Using professional translators for non-English speaking patients in the emergency department (ED) of hospitals may reduce miscommunications and errors, according to a recent study published online ahead of print in the Annals of Emergency Medicine.
The study, led by Glenn Flores, MD, of the University of Texas Southwestern Medical Center in Dallas, examined interactions in two Massachusetts pediatric EDs. Spanish-speaking patients or family members used either a professional interpreter, an ad hoc amateur interpreter, or no interpreter. Results indicated that mistakes that could have clinical consequences, such as wrong doses of medication, were about twice as likely with either no interpreter or with an amateur translator.
The study looked at 57 situations in which the patient or family spoke very limited English. Twenty families were helped by a professional interpreter, 27 by a non-professional translator such as a relative or bilingual hospital staff member, and 10 had no translation help. While mistakes were made in all of the translations, they were far more serious with no translation or with amateur interpreters.
The study found that even with trained interpreters, 12% of translation mistakes could pose risks to the patient.
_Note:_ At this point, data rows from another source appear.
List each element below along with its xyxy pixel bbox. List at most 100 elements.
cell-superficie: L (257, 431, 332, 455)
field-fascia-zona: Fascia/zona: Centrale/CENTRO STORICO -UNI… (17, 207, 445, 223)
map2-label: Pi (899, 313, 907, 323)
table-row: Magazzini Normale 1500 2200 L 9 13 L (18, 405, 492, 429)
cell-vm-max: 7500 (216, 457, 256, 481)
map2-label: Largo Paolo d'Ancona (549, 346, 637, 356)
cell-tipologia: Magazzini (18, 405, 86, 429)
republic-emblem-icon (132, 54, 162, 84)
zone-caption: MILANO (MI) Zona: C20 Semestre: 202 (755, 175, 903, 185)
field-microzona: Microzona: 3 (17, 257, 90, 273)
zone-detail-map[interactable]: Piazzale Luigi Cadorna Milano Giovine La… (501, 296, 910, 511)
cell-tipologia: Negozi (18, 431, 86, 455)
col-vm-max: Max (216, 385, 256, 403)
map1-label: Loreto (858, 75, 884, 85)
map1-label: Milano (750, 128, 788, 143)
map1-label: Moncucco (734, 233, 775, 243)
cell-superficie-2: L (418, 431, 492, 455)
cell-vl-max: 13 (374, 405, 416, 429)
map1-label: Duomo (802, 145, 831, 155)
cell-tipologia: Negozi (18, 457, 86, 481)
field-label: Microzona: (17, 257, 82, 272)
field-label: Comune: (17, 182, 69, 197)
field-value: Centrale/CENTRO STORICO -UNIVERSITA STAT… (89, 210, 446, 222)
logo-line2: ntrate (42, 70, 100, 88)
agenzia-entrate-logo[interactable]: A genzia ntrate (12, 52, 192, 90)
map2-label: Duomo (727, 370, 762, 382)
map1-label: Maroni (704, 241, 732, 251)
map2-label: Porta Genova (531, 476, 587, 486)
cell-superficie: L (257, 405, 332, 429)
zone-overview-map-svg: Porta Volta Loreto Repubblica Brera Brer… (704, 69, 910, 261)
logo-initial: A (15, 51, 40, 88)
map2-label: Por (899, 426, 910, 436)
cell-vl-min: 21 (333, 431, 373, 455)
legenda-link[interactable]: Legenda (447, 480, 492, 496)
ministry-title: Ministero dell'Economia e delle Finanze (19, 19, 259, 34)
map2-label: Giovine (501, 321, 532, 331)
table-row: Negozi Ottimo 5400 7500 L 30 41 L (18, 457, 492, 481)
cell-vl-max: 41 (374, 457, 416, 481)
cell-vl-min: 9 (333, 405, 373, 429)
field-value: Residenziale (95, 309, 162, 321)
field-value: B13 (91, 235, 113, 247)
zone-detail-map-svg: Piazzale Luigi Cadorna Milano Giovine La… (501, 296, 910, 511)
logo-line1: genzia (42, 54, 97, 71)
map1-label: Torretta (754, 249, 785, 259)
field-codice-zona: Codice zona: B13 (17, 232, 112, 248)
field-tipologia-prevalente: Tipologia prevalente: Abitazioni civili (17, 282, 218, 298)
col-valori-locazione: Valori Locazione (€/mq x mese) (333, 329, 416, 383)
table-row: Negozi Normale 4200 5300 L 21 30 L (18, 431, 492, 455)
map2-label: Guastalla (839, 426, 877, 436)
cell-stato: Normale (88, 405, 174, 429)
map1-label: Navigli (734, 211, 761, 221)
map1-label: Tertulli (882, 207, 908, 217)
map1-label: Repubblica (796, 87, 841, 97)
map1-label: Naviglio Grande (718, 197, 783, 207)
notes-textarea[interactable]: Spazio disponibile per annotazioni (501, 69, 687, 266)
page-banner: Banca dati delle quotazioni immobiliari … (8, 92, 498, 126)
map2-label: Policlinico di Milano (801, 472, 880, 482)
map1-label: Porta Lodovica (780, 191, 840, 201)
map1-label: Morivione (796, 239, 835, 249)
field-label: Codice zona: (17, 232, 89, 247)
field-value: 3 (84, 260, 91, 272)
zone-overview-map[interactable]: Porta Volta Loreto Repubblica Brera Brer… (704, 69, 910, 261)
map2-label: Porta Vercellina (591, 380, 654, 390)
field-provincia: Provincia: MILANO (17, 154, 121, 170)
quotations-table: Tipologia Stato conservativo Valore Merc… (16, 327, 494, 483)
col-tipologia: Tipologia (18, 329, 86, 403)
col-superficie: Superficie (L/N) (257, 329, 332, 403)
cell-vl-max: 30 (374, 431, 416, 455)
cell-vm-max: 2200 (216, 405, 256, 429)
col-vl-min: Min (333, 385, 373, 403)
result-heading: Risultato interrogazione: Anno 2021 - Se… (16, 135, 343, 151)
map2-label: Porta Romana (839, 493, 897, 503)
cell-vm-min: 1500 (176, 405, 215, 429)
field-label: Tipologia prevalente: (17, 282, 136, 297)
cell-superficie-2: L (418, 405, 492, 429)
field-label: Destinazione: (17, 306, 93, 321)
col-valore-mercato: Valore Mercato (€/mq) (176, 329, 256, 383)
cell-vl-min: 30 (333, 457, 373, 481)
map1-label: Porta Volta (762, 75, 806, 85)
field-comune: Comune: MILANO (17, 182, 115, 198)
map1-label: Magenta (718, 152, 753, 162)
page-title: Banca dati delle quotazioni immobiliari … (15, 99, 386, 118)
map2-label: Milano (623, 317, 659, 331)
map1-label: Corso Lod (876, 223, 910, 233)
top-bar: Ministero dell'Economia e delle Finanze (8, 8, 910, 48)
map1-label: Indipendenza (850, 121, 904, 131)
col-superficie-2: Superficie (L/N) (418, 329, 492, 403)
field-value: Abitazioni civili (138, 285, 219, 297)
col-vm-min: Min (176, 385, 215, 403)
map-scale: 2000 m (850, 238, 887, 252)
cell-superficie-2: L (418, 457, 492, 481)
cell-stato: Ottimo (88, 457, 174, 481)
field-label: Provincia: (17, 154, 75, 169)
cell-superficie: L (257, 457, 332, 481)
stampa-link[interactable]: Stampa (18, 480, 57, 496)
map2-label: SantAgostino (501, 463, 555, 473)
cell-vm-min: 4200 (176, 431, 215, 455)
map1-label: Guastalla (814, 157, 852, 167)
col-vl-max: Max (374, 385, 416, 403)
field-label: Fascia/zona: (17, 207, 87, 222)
With no interpreter or an amateur one, that number rose to between 20% and 22%. Errors were least common with interpreters who had 100 or more hours of training. In those cases, only 2% of translation mistakes had the potential for patient harm.
The study found that hours of training, rather than years of experience, were associated with a lower rate of errors. The study authors concluded that “these findings suggest that requiring at least 100 hours of training for interpreters might have a major impact on reducing interpreter errors and their consequences in health care while improving quality and patient safety.”